Девица красна, девица прекрасна. Девица смела и уже не подвластна самой
себе. Изгибается коварной змеей, заманивает его в свои сети долгими и
неприкрытыми взглядами. Вызывающе отплясывает и все никак не падает
замертво. А на небе уже теплится рассвет. Он алыми пятнами расплывается по
темной глуши, хмуро наблюдает за сожженной землей и преданными ей телами.

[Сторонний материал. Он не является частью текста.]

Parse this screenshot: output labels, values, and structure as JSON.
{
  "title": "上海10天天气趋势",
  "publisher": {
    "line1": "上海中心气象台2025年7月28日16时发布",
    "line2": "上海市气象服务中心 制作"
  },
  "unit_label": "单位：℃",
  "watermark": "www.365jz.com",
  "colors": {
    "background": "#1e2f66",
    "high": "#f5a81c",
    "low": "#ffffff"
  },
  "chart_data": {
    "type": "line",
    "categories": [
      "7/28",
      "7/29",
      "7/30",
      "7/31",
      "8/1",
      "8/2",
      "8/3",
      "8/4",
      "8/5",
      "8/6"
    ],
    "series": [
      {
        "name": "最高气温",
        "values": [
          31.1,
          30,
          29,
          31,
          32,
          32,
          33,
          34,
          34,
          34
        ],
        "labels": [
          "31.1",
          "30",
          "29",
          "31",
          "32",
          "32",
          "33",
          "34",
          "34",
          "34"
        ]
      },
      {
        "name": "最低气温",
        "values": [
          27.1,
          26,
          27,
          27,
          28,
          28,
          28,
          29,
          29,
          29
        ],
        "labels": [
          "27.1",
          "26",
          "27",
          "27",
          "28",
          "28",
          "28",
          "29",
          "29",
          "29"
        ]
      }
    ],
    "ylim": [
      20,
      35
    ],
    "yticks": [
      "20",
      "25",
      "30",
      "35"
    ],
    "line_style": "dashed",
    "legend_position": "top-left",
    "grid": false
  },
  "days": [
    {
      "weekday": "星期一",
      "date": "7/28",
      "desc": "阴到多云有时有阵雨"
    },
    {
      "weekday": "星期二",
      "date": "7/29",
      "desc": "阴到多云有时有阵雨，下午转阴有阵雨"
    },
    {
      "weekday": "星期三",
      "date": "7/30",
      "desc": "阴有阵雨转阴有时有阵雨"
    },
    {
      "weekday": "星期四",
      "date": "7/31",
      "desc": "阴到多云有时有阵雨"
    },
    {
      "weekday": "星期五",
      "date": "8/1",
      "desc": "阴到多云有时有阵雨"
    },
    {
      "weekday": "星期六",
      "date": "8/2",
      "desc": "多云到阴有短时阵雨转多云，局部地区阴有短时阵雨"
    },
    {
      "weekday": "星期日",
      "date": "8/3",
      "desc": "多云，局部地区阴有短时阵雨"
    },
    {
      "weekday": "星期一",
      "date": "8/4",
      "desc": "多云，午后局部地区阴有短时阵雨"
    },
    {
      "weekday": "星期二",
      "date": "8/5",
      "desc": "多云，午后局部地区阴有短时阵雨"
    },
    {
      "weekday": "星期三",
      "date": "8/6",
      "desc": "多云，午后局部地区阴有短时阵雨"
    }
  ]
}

Боги хохочут и пьют в свою ночь, принимая щедрые дары темных родов.
А Антонин все никак не может вонзить лезвие в тело крестьянки.
Та целует его жарко, проводит разгоряченными руками по щетинистым
щекам и крепко прижимается, так сильно, словно хочет влиться в него, стать
одним целым. Он держит ее за талию — грубо, жестко вгрызается в ее губы и
заставляет наклоняться все ниже и ниже. Одно резкое движение,
отталкивающее ее, и девчонка свернет шею, свалившись в бурные воды реки
под ними.
Но вместо этого он вырывает из ее цепких пальчиков кинжал и проводит
концом его лезвия по щеке, оставляя кровавую отметину. Красавица безумно
улыбается и выгибает шею, предлагая ему продолжить болезненную линию и по
шее, на которой бьется жилка ее жизни.
Сердца колотятся в унисон, и смерть отплясывает под этот безумный ритм.
Реки крови стремятся к ее ногам; Антонин вонзает свой кинжал в трепещущее тело крестьянки. Вглядывается в глаза ее, но не видит страха или боли — лишь
адреналин, азарт, уловка хищника. У него в боку зияет дыра.
— Умрешь со мной, князь, — жарко шепчет она. — И жить только со мной
будешь.
Самайн задурманивает мозг и вонзается под кожу тысячей иголок, огнем
лижет обнаженные ноги и пожирает мертвые тела. В его загребущих лапищах
тонут крики боли и отчаяния, в его теле люди становятся новой ветвью силы.
И Долохов хохочет ей в ответ.
Испивают кровь из ритуальной чаши они вместе.